The owners of The Prolific Oven struggled to find an available baking decorator to hire, so they temporarily made the French pastry in a way that was “less labor intensive.” Months later, the job remained unfilled. Without sufficient staff, they had to discontinue some items.

One of Palo Alto’s longest-standing bakeries, The Prolific Oven will close on Aug. 31 due to a “severe” labor shortage and increasing cost of doing business in the Bay Area, the owners said Wednesday.

“We just don’t see it getting any better,” said Regina Chan, whose parents Henry and Sophia Chan bought The Prolific Oven at 550 Waverley St. from Harriet Spier in 1996. “We wanted to pull the plug before things take a bad turn.”


Regina Chan with a slice of cake in the original Prolific Oven location. Photo by Veronica Weber.

They will also close their two other locations, in Santa Clara and Sunnyvale, and the facility where the bakery’s popular chocolate on chocolate and carrot cakes, pastries and other made-from-scratch baked goods are prepared. The Santa Clara bakery will shutter on Aug. 24 and Sunnyvale, Aug. 31. (They also once ran Prolific Ovens in Saratoga and Fremont, which have since closed.)

The Chans have been discussing whether to go out of business for awhile, hoping to avoid it. But an accumulation of familiar factors — a tight labor market, rising costs of ingredients, increasing minimum wages, tech companies who lure staff away to their campus kitchens with higher pay and keep employees in the office with free meals around the clock — forced their hand, Regina said. In recent months, it became increasingly difficult to hire even entry-level line cooks and front-of-house staff to handle breakfast, lunch and dinner service.

“We used to (get) tons of applications for kids in high school, kids just graduating from school, kids in college who wanted a part-time job,” she said. “We aren’t getting those applications anymore.”


Prolific Oven’s carrot cake made with fresh carrots, raisins and walnuts and a cream cheese frosting.

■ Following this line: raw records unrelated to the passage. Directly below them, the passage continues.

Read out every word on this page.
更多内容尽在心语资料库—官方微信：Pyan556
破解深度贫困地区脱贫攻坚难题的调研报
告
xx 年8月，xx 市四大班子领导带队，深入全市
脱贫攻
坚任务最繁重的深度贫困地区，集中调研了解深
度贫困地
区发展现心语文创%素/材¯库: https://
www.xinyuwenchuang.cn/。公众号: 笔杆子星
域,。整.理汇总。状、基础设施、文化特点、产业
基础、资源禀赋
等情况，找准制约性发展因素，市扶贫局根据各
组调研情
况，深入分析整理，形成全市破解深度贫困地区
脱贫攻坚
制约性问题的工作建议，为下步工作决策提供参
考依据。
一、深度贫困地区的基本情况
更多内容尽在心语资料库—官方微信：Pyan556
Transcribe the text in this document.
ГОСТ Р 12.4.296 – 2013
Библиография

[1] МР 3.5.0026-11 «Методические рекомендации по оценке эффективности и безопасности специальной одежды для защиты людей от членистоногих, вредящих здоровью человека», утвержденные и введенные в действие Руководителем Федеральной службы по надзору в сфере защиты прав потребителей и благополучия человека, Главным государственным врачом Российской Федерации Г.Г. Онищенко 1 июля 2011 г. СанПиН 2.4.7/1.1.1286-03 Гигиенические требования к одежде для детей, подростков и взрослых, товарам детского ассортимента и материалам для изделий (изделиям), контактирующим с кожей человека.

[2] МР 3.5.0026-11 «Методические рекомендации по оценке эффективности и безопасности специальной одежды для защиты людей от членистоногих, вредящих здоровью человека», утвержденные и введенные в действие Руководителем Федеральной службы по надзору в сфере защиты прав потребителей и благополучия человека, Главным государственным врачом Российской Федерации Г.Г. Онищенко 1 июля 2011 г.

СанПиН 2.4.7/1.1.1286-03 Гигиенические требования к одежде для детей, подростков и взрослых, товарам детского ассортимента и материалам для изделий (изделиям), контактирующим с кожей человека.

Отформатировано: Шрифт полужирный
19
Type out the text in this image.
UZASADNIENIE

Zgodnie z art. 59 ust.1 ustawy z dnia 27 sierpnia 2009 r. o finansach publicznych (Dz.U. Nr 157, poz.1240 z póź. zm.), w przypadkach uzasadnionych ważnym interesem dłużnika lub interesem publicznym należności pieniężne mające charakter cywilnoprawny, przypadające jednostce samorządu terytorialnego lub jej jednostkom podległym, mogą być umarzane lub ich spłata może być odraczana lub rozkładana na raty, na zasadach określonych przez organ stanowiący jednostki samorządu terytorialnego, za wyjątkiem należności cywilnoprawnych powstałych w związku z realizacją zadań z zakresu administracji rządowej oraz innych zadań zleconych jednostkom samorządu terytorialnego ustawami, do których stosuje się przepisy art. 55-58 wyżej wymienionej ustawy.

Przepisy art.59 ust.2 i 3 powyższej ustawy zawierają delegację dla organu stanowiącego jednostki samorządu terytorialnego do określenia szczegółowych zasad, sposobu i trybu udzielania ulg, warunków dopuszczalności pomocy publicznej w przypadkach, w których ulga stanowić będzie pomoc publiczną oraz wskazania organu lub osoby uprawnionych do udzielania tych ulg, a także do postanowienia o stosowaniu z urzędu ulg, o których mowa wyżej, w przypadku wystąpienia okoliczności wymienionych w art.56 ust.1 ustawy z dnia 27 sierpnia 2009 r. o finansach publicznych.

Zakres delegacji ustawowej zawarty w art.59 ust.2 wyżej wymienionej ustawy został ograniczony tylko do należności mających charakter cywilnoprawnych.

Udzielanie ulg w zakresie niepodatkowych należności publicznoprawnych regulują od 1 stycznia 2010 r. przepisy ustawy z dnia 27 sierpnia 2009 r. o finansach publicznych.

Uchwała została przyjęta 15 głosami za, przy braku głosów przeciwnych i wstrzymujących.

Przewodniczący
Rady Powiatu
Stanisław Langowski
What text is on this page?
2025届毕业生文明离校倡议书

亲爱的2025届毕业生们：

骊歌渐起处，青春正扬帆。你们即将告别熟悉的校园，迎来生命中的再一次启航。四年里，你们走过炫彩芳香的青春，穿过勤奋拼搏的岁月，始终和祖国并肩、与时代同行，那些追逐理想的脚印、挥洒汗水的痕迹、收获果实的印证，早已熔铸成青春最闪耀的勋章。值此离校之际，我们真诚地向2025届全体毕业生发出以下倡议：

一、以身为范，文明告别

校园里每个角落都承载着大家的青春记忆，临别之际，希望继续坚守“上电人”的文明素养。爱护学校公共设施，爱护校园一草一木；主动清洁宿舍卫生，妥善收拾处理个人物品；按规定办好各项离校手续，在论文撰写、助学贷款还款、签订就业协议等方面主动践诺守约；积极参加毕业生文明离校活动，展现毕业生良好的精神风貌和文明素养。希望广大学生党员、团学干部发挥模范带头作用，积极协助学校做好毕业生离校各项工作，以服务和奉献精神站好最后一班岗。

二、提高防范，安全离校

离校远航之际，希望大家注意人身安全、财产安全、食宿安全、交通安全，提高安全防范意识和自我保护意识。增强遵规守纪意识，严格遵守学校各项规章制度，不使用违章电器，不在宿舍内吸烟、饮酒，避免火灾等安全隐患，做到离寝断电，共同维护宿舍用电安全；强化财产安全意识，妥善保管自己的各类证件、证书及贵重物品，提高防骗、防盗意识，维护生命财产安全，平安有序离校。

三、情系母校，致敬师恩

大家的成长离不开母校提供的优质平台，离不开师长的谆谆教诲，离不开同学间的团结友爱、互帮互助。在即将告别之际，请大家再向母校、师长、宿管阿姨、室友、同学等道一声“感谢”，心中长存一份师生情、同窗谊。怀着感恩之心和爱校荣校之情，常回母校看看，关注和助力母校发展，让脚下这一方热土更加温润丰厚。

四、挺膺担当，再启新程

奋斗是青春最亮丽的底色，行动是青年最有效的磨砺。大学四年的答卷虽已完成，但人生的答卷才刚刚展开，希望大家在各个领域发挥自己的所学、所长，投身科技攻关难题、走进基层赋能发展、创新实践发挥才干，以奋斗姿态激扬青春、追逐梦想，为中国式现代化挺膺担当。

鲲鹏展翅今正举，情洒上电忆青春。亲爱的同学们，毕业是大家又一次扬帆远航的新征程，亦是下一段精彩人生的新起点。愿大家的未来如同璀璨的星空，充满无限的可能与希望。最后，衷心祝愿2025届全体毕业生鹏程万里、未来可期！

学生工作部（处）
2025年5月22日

It’s the longtime bakery’s second-most popular cake, following the chocolate on chocolate. Photo by Veronica Weber.

Over nearly four decades (the original bakery opened in 1980), The Prolific Oven baked cakes and other desserts for countless weddings, birthday parties, bar and bat mitzvahs and other special occasions. In the end, Regina said, they were unwilling to compromise on quality and reluctant to pass costs onto customers by increasing prices, Regina said. The last time prices rose was three years ago.

“Maybe that was one of the things that contributed to our demise. We weren’t willing to cut corners. We weren’t willing to cut the quality of the ingredients. We wanted to keep everything the same,” she said.

Memories of wedding cakes past, adoration for the chocolate on chocolate, chocolate-mocha and orange-almond cakes and “thank you’s” poured in in response to a letter the owners posted on the bakery’s Facebook page this week.

The lifeblood of local, small businesses is loyal customers. Without that support, Regina said, she’s unsure how establishments like The Prolific Oven can survive. (She also runs her own restaurant, Nom Burger, in Sunnyvale.)

“I really do fear for this area in particular,” Regina said. “It’s in the power of the people where they choose to spend their money. I hope that I’m wrong and that small businesses and family businesses can continue to thrive in the Bay Area, but it’s going to be up to the consumers to really show that.”